There are multiple ways to configure model behavior:

<Tabs>
  <Tab title="Per-Conversation">
    Adjust settings for a specific chat:

    1. Open any conversation
    2. Click the **gear icon** next to your selected model
    3. Modify parameters in the sidebar
    4. Changes apply to this conversation only

    <Tip>
      Use per-conversation settings to experiment without affecting your model's default behavior.
    </Tip>
  </Tab>

  <Tab title="Permanent Defaults">
    Set default parameters for a model:

    1. Go to **Settings > Model Providers > Llama.cpp** (or your provider)
    2. Find your model in the list
    3. Click the **gear icon** next to the model
    4. Adjust default parameters
    5. These settings apply to all new conversations
  </Tab>

  <Tab title="Model Capabilities">
    Enable/disable special features:

    1. Go to **Settings > Model Providers > \[Provider]**
    2. Find your model
    3. Click the **edit button** next to the model
    4. Toggle capabilities:
       * **Vision**: Image understanding
       * **Tools**: External tool calling (MCP)
       * **Embeddings**: Vector representations
       * **Reasoning**: Step-by-step thinking
  </Tab>
</Tabs>

## Core Parameters

### Temperature

Controls randomness and creativity in responses.

| Value         | Behavior                          | Best For                                      |
| ------------- | --------------------------------- | --------------------------------------------- |
| **0.0 - 0.3** | Deterministic, focused, factual   | Code generation, math, factual Q\&A           |
| **0.4 - 0.7** | Balanced creativity and coherence | General chat, explanations, summaries         |
| **0.8 - 1.0** | Creative, varied, exploratory     | Creative writing, brainstorming, storytelling |
| **1.0+**      | Highly random, experimental       | Experimental or artistic purposes             |

<CodeGroup>
  ```bash Low Temperature (0.2) theme={null}
  # Same prompt, similar outputs
  Prompt: "What is 2+2?"
  Output 1: "2+2 equals 4."
  Output 2: "2+2 equals 4."
  Output 3: "2+2 equals 4."
  ```

  ```bash High Temperature (1.0) theme={null}
  # Same prompt, varied outputs
  Prompt: "Describe a sunset"
  Output 1: "Golden rays paint the sky crimson..."
  Output 2: "The sun melts into the horizon like honey..."
  Output 3: "Fiery oranges blend with deep purples..."
  ```
</CodeGroup>

<Tip>
  Start with **0.7** for general use.

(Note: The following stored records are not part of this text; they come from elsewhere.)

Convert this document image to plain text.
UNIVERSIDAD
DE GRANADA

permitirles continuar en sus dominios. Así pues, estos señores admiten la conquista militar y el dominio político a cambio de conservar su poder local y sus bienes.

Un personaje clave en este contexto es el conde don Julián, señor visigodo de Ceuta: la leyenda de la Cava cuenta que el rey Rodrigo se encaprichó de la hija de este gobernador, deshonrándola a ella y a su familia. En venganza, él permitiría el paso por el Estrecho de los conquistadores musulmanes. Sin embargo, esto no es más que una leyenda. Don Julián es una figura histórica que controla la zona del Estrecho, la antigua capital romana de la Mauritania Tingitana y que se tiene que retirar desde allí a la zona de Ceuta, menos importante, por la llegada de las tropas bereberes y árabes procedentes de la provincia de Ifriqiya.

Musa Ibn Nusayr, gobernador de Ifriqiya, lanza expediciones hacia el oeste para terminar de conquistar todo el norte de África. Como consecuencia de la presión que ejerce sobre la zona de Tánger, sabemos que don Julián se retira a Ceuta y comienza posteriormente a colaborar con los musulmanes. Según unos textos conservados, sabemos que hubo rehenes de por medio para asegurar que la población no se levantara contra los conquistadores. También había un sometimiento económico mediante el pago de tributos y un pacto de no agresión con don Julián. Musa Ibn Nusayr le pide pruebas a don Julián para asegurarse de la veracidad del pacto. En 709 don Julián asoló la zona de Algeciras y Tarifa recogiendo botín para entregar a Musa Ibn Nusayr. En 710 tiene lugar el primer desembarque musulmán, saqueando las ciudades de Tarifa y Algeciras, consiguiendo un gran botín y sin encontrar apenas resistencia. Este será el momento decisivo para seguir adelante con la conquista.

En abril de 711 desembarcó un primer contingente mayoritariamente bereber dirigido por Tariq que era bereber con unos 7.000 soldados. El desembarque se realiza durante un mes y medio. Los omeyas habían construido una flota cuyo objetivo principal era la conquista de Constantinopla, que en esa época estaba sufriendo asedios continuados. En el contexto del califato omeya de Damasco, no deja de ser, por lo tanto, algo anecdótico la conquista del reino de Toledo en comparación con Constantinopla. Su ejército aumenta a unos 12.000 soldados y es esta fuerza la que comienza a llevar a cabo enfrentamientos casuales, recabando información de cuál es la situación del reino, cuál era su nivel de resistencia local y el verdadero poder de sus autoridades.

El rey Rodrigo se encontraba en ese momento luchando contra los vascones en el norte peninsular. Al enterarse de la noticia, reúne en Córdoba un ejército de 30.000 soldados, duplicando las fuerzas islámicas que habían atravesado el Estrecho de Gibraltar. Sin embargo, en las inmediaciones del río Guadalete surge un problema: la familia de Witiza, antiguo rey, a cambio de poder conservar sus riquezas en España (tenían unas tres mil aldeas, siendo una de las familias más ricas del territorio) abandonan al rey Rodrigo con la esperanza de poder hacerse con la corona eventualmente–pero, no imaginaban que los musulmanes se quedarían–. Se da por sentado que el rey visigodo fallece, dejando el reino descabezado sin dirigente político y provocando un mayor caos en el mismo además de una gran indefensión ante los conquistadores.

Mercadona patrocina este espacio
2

Lower it for precision tasks, raise it for creative work.
</Tip>

### Top P (Nucleus Sampling)

Controls diversity by limiting the pool of considered tokens.

* **0.9** (default): Considers top 90% probability tokens - good balance
* **0.95**: Slightly more diverse outputs
* **0.5**: Very focused, less variety
* **1.0**: Considers all tokens

<Info>
  Top P works together with temperature. Both control randomness, but in different ways. Most users can leave Top P at default (0.9-0.95).
</Info>

### Top K

Limits the model to choosing from the K most likely next tokens.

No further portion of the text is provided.